Keeping It Clean: How Well Teams Do on Clean Drives

Perhaps the quickest way to make fans angry are drive killing plays. These are negative plays that make it extremely hard for the offense to recover and get points on a drive. Avoiding these plays allows an offense to keep its entire playbook available on each down. To wrap up the 2020 regular season, I wanted to look how often teams across the Big Ten do at scoring on drives with these bad plays and drives with no major mistakes.

For this analysis, I focused on all offensive plays. A “bad play” is defined as a play with an EPA of -1 or lower. Why -1? First, it is a good round number that makes for an easy definition. Second, it is around the lowest 17% of all offensive plays in the Big Ten this season. This is approximately all plays at least one standard deviation below the mean EPA. These two factors make this a nice, albeit still arbitrary, definition of a bad play. From there, I focused on the percent of drives that score points with and without bad plays.

Mistakes or not, Justin Fields and the Ohio State offense can put up points. The Buckeyes scoring rate is top in the league on both types of drives. The Buckeyes score on nearly 80% of drives without a major mistake and still score on 36% of drives when they do make a mistake. Nebraska is an interesting team on this ranking 10th in scoring rate on clean drives while second on drives with a bad play.

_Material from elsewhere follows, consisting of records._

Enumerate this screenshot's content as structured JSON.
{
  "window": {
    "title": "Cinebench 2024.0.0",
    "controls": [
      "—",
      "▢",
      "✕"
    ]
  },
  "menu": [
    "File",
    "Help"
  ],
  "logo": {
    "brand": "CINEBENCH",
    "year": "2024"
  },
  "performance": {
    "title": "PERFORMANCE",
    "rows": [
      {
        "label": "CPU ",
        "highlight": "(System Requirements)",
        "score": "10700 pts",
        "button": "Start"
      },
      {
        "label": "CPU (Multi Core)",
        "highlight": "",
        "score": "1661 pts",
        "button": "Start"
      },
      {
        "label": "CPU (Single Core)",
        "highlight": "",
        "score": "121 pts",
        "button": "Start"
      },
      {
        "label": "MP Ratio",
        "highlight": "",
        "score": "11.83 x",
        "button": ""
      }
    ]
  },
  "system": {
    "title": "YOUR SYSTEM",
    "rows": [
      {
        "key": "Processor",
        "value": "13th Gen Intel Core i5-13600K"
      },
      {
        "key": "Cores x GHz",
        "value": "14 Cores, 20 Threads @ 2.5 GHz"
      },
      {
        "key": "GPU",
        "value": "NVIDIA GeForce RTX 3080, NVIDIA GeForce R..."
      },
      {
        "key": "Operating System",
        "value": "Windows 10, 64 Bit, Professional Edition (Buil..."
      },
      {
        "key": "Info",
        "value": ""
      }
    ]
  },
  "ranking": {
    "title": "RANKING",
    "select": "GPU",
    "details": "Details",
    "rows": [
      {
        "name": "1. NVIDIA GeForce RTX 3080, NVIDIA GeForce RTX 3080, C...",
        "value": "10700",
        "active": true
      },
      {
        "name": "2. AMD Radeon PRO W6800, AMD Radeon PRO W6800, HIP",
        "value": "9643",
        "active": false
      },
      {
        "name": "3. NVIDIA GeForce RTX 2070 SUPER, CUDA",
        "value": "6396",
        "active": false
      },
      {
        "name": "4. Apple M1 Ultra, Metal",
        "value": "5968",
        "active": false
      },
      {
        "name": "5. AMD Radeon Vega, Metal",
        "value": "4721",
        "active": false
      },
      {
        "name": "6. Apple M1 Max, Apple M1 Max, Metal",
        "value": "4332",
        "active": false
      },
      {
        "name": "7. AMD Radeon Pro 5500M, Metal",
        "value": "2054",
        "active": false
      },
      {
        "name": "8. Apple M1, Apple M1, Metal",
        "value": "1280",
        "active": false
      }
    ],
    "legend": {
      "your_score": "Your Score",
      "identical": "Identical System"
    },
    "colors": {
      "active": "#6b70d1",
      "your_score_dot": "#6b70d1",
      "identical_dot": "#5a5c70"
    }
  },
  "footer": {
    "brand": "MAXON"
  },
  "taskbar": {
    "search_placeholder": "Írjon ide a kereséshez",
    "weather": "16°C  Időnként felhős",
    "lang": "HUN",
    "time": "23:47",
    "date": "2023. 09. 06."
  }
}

One tool we can use to analyze a scoring rate is the odds ratio. An odds ratio can tell us the change in likelihood of success of being in one group versus another. In this case, the odds of scoring on a clean drive versus the odds of scoring on a bad drive.

In the Big Ten, Wisconsin is the most heavily dependent on putting together a clean drive. The Badgers are 14.8 times as likely to score on a clean drive versus one where they make a mistake. The next closest team, Maryland, is below 10 at 9.8 times as likely to score on a clean drive. Nebraska, as mentioned above, is on the bottom of the list. The Cornhuskers are only 2.2 as likely to score on clean drives than bad drives.

Bad plays, obviously, impact an offense’s ability to score. However, an elite offense, like Ohio State can recover from these types of drives and still find ways to put points on the board. Finding a way to disrupt an offense like Wisconsin could end a Badger drive with its dependence on clean drives.